The orientation steering committee, in charge of planning and coordinating orientation events, has been planning for the fall semester since January. The group originally anticipated a hybrid model but shifted plans after the University gave them the green light to hold an in-person orientation, said steering committee co-chairs La’Treil Jackson ’22 and Jennifer Grell ’22.

Grell said last year’s Zoom orientation events had low turnout. Now, even with the indoor mask mandate and social distancing, she is looking forward to working an in-person O-week with over 4,000 new students. The University moved to allow in-person events mid-March. 

“This is my third orientation as an orientation volunteer of some kind. And it’ll be the only one that’s ever been in person. The other two have been on Zoom,” Grell said. “I’m really excited to see what in-person programming is like from the back end of it.”

This year, the committee reshaped its model of the orientation leader groups — cohorts of anywhere from 10 to 25 students led by an OL. Previously, the groups were split between new students and transfers and divided by college. The committee decided to mix students from different colleges so they can learn more about the University more broadly.

“We decided to take the academic element out of it, and use orientation and your orientation group as a way to meet students from other colleges and leave the academic portion up to the academic colleges and advisers,” Grell said. 

Jackson and Grell said recruiting orientation leaders was not easy this year, ultimately leaving them short staffed. While the chairs do not usually ask members of the committee to become OLs, they encouraged “all hands of deck.”

“I think the Class of 2024 didn’t feel inspired to become orientation leaders just because they had a poor experience on Zoom,” Grell said. “We completely understand that, and hopefully in the future we can make up for it.” 

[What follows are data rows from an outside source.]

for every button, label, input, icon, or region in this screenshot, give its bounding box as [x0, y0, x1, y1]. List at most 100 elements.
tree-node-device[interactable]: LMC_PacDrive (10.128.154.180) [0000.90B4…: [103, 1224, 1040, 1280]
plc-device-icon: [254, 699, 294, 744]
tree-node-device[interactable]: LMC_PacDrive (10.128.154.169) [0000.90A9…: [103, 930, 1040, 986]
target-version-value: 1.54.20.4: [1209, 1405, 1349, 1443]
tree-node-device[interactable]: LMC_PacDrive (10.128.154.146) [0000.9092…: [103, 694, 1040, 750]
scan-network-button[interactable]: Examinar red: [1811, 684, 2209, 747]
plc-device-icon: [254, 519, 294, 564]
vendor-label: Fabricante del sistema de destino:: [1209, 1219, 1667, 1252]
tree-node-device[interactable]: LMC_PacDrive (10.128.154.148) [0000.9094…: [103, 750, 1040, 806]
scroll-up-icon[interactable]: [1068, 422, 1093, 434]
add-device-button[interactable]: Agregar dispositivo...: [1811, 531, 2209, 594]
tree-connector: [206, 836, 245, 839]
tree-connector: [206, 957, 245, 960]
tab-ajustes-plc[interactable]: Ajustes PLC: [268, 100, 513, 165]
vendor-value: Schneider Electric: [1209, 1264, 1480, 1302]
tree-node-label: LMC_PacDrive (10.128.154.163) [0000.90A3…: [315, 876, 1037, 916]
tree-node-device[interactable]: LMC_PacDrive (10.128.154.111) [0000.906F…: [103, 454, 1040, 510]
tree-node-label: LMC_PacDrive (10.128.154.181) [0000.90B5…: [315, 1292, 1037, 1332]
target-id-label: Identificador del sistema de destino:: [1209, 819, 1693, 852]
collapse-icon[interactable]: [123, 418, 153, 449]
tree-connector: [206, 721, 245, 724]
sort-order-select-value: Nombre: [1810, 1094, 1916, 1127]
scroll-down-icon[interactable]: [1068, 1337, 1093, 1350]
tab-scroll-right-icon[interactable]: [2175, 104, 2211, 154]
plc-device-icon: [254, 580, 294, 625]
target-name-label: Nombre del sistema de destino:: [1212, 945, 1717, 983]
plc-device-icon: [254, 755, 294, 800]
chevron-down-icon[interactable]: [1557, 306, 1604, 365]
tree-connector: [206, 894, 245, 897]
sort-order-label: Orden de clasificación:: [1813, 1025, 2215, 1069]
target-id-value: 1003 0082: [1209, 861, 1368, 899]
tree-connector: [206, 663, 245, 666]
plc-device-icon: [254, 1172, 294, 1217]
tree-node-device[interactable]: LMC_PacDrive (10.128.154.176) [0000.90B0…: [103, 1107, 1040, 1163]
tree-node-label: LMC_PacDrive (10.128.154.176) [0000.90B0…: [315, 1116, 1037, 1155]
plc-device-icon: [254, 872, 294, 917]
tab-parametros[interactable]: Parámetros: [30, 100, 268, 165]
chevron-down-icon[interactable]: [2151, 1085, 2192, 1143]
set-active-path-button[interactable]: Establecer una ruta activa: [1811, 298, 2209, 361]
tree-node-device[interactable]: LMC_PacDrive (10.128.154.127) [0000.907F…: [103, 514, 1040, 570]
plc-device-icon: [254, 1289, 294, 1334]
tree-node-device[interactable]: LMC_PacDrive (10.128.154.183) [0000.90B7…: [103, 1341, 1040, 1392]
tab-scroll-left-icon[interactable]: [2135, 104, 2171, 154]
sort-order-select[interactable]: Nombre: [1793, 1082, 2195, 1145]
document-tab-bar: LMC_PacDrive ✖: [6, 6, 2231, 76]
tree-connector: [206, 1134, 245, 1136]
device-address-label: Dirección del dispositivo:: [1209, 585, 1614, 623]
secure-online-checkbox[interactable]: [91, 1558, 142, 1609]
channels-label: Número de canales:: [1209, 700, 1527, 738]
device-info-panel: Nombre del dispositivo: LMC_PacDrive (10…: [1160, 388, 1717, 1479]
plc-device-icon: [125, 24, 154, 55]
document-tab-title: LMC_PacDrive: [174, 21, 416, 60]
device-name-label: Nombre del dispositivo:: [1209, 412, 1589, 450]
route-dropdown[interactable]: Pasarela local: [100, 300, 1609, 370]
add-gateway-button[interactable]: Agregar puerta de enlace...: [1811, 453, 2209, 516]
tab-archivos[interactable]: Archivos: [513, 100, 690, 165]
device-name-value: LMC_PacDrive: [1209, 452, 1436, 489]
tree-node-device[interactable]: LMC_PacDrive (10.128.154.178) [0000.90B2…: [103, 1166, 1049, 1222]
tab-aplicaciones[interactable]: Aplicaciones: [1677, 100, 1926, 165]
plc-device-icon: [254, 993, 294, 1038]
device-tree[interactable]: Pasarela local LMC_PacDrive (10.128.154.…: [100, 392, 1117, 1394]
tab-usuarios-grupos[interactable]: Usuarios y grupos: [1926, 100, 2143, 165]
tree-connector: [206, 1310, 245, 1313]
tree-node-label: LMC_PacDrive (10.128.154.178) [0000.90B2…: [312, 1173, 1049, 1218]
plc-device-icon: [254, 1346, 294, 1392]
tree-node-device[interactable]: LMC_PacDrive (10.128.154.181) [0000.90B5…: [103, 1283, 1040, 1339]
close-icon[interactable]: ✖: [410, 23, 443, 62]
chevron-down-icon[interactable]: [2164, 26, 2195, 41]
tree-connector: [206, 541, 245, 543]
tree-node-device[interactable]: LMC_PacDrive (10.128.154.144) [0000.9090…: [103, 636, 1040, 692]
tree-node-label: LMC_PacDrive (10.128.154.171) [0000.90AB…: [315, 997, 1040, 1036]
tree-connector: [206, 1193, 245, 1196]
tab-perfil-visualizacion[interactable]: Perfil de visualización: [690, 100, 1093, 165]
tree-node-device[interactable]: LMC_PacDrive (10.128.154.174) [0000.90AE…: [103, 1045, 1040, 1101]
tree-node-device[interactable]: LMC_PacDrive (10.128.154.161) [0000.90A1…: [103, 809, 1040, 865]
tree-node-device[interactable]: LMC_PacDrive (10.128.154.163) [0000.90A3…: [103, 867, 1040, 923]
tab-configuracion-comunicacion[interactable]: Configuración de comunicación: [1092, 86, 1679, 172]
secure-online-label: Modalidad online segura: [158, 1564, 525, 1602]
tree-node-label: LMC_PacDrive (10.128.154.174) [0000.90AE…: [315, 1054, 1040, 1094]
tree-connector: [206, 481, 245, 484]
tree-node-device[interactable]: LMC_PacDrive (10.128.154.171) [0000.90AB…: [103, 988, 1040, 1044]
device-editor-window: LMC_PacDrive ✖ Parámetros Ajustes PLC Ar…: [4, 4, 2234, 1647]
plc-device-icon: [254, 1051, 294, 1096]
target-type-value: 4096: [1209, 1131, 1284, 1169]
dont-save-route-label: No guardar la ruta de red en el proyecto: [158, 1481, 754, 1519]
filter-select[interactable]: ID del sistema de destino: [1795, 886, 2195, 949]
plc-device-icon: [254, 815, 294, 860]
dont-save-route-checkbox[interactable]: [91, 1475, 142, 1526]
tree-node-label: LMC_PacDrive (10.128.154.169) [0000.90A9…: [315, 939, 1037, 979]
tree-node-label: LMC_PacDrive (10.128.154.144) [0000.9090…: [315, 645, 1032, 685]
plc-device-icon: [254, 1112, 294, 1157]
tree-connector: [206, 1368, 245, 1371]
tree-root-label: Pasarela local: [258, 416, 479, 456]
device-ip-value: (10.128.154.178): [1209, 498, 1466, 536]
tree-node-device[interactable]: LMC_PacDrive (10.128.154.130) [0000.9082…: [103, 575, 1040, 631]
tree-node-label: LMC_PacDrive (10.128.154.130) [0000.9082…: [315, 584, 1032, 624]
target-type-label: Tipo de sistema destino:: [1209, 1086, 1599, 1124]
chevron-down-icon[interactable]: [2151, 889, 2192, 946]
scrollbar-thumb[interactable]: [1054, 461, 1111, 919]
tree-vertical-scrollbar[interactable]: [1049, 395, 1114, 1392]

Jackson said that it is out of the committee’s hands to do programming for the Class of 2024 and other remote students who had an online orientation, there will be other University-sponsored programming for incoming sophomores.

The Class of 2024 has been invited to the New Student Convocation on Aug. 25, where President Martha Pollack will give an official welcome to both the Class of 2025 and the Class of 2024 at Schoellkopf Field. The University has also planned a Class of 2024 meet-up before the Homecoming fireworks at Lynah Lot. 

The College of Arts and Sciences is hosting a welcome hub for all class years in Klarman Hall from Aug. 19 to Aug. 21, and the School of Hotel Administration is hosting a welcome back event at Peter Plaza at the Statler Hotel.